Gable met me with a smile and a warm embrace. With a gesture like a king inviting me into his court, he waved me aboard. I was surprised how many people he knew, not just in France but also along the Italian coast, who were his friends. Gable had been cabin boy, ordinary seaman, and mate, and ended up as petty officer. This was how he’d made his way around the globe, and when he spoke about it, it was as if he was talking about centuries long ago.

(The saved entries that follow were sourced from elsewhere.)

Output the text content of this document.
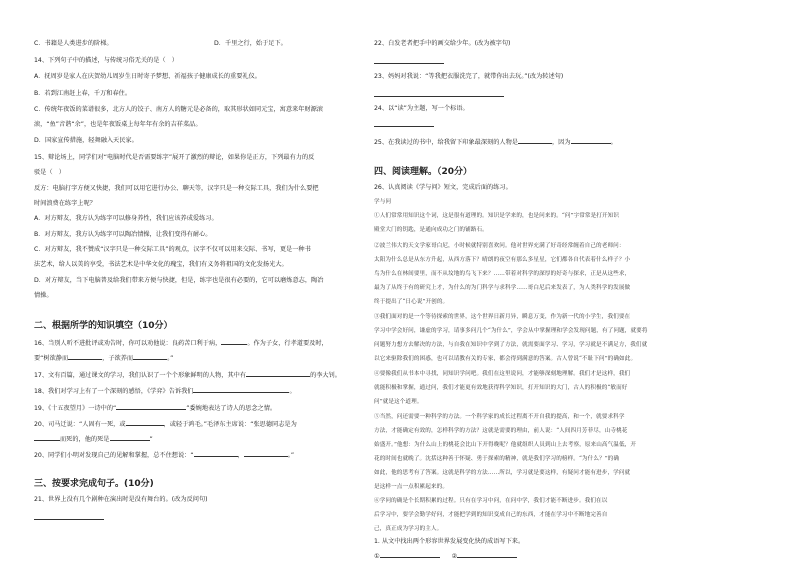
C．书籍是人类进步的阶梯。	D．千里之行，始于足下。
14、下列句子中的描述，与传统习俗无关的是（　）
A．抚周岁是家人在庆贺幼儿周岁生日时寄予梦想、祈福孩子健康成长的重要礼仪。
B．若到江南赶上春，千万和春住。
C．传统年夜饭的菜谱很多，北方人的饺子、南方人的糖元是必备的，取其形状如同元宝，寓意来年财源滚
滚，“鱼”音谐“余”，也是年夜饭桌上每年年有余的吉祥菜品。
D．国家宣传措施，轻舞融入天民家。
15、辩论场上，同学们对“电脑时代是否需要练字”展开了激烈的辩论，如果你是正方，下列最有力的反
驳是（　）
反方：电脑打字方便又快捷，我们可以用它进行办公、聊天等，汉字只是一种交际工具，我们为什么要把
时间浪费在练字上呢？
A．对方辩友，我方认为练字可以修身养性，我们应该养成爱练习。
B．对方辩友，我方认为练字可以陶冶情操，让我们变得有耐心。
C．对方辩友，我不赞成“汉字只是一种交际工具”的观点，汉字不仅可以用来交际、书写，更是一种书
法艺术，给人以美的享受，书法艺术是中华文化的瑰宝，我们有义务将祖国的文化发扬光大。
D．对方辩友，当下电脑普及给我们带来方便与快捷，但是，练字也是很有必要的，它可以磨炼意志，陶冶
情操。
二、根据所学的知识填空（10分）
16、当别人听不进批评或劝告时，你可以劝他说：良药苦口利于病，	。作为子女，行孝道要及时，
要“树欲静而	，子欲养而	。”
17、文有百篇，通过课文的学习，我们认识了一个个形象鲜明的人物，其中有	的李大钊。
18、我们对学习上有了一个深刻的感悟，《学弈》告诉我们	。
19、《十五夜望月》一诗中的“	”委婉地表达了诗人的思念之情。
20、司马迁说：“人固有一死，或	，或轻于鸿毛。”毛泽东主席说：“张思德同志是为
而死的，他的死是	”
20、同学们小明对发现自己的见解和掌握，总不住想说：“	，	。”
三、按要求完成句子。(10分)
21、世界上没有几个剧种在演出时是没有舞台的。(改为反问句)
22、白发老者把手中的画交给少年。(改为被字句)
23、妈妈对我说：“等我把衣服洗完了，就带你出去玩。”(改为转述句)
24、以“读”为主题，写一个标语。
25、在我读过的书中，给我留下印象最深刻的人物是	，因为	。
四、阅读理解。（20分）
26、认真阅读《学与问》短文，完成后面的练习。
学与问
①人们常常用知识这个词，这是很有道理的。知识是学来的，也是问来的。“问”字常常是打开知识
殿堂大门的钥匙，是通向成功之门的铺路石。
②波兰伟大的天文学家哥白尼，小时候就特别喜欢问。他对世界充满了好奇经常缠着自己的老师问：
太阳为什么总是从东方升起，从西方落下？晴朗的夜空有那么多星星，它们都各自代表着什么样子？小
鸟为什么在林间要里，而不从坟地的鸟飞下来？……带着对科学的深厚的好奇与探求，正是从这些求，
最为了从终于有的研究上才，为什么的为门科学与求科学……哥白尼后来发表了，为人类科学的发展做
终于提出了“日心说”开创的。
③我们面对的是一个等待探索的世界，这个世界日新月异，瞬息万变，作为新一代的小学生，我们要在
学习中学会好问，谦虚的学习，请事多问几个“为什么”，学会从中掌握理和学会发现问题，有了问题，就要将
问题努力想方去解决的方法，与自我在知识中学到了方法，就需要面学习、学习，学习就是不满足方，我们就
以它来驱除我们的困惑，也可以请教有关的专家，都会得到满意的答案。古人曾说“不耻下问”的确如此。
④要像我们从书本中寻找，同知识学问吧。我们在这里说问，才能够深刻地理解。我们才是这样，我们
就能积极和掌握，通过问，我们才能更有效地获得科学知识，打开知识的大门，古人的积极的“敏而好
问”就是这个道理。
⑤当然，问还需要一种科学的方法。一个科学家的成长过程离不开自我的提高，和一个，就要求科学
方法，才能确定有效的，怎样科学的方法？这就是需要的理由，前人说：“人间四月芳菲尽，山寺桃花
始盛开。”他想：为什么山上的桃花会比山下开得晚呢？他就组织人员到山上去考察，原来山高气温低，开
花的时间也就晚了。沈括这种善于怀疑、勇于探索的精神，就是我们学习的榜样。“为什么？”的确
如此，他的思考有了答案。这就是科学的方法……所以，学习就是要这样，有疑问才能有进步，学问就
是这样一点一点积累起来的。
⑥学问的确是个长期积累的过程。只有在学习中问，在问中学，我们才能不断进步。我们在以
后学习中，要学会勤学好问，才能把学到的知识变成自己的东西，才能在学习中不断地完善自
己，真正成为学习的主人。
1. 从文中找出两个形容世界发展变化快的成语写下来。
①	②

“I used to let myself be hired by anyone who would take me. I wanted to see something of the world. But most of all I wanted freedom, and the only place to find freedom, Phil, is at sea! Four walls are no good for me, they stifle me. There’s only one thing worse—a coffin. I need wide-open spaces, an open view over the ocean. Nothing in the world can give you the illusion of vastness like the blank horizon.”
I was surprised to hear Gable using almost the same words that Stella had used to describe the vast view over the world seen from Visible. Glass had told me that Gable and Stella had never known each other, but sometimes when I looked at the photos of my aunt that were hung up in Visible, I imagined how well the two of them would have got on together, and thought that Stella would have made a far better wife for him than Alexa. She would have left Visible to go to sea with him. I pictured them as a couple—Stella with her proud, steely face and Gable with his sad eyes. Even when I was a child those eyes had puzzled me: to me they had seemed far too big for the face of a seafarer. I thought they should have been smaller, from squinting into the glistening brightness of the sunlight on the water, or from being screwed up against the wind rushing at them when the weather was rough.
Gable showed me all over the little ship. He explained the ropes and sails, which at first seemed a complete muddle, almost impossible to disentangle, until I learned to distinguish them from each other by means of their function. That was during my first days on board, which I spent half awake, half asleep. I was away from Visible, away from the town and the Little People, amid a suddenly expanded universe; the world I was familiar with had shrunk to a minute spot on a map, hardly bigger than a pinprick, and was now dominated by water. Everything seemed changed. There was even a different quality to the light, as if the distance between molecules was greater in these latitudes; it simply shone straight through everything, through hemp, timber, and steel, so that nothing seemed to have a tangible substance. The wind tasted of salt and appeared to have unpredictable strength—sometimes I got the feeling that it would take no more than a sudden breeze to sweep me away and make me drift along on it forever. Gable steered the boat over the sea on an arbitrary zigzag course. I was on a constant high. Time had forgotten us; we had no fixed destination. We often put in at tiny harbors, and time and again I was surprised how many people knew my uncle—fishermen and innkeepers and craft owners and the crews of other small boats. Some of them had a sly look. In earlier times, I decided, such men would have been pirates, lawless freebooters, answerable to no one but themselves and their desire for unconditional freedom. Incidents I’d known about up to now only from Gables stories suddenly took on reality—here was the port where he’d received minor contraband, in another he’d got drunk and subsequently come to in some alley minus his wallet; on this stretch of coast he’d watched dolphins landing a shark; further on along the coast he’d seen a drowned sponge diver brought ashore, clutching in his blue-white marble-colored balled fist not a sponge but an unbelievably enormous pearl, brought up from the deathly deep.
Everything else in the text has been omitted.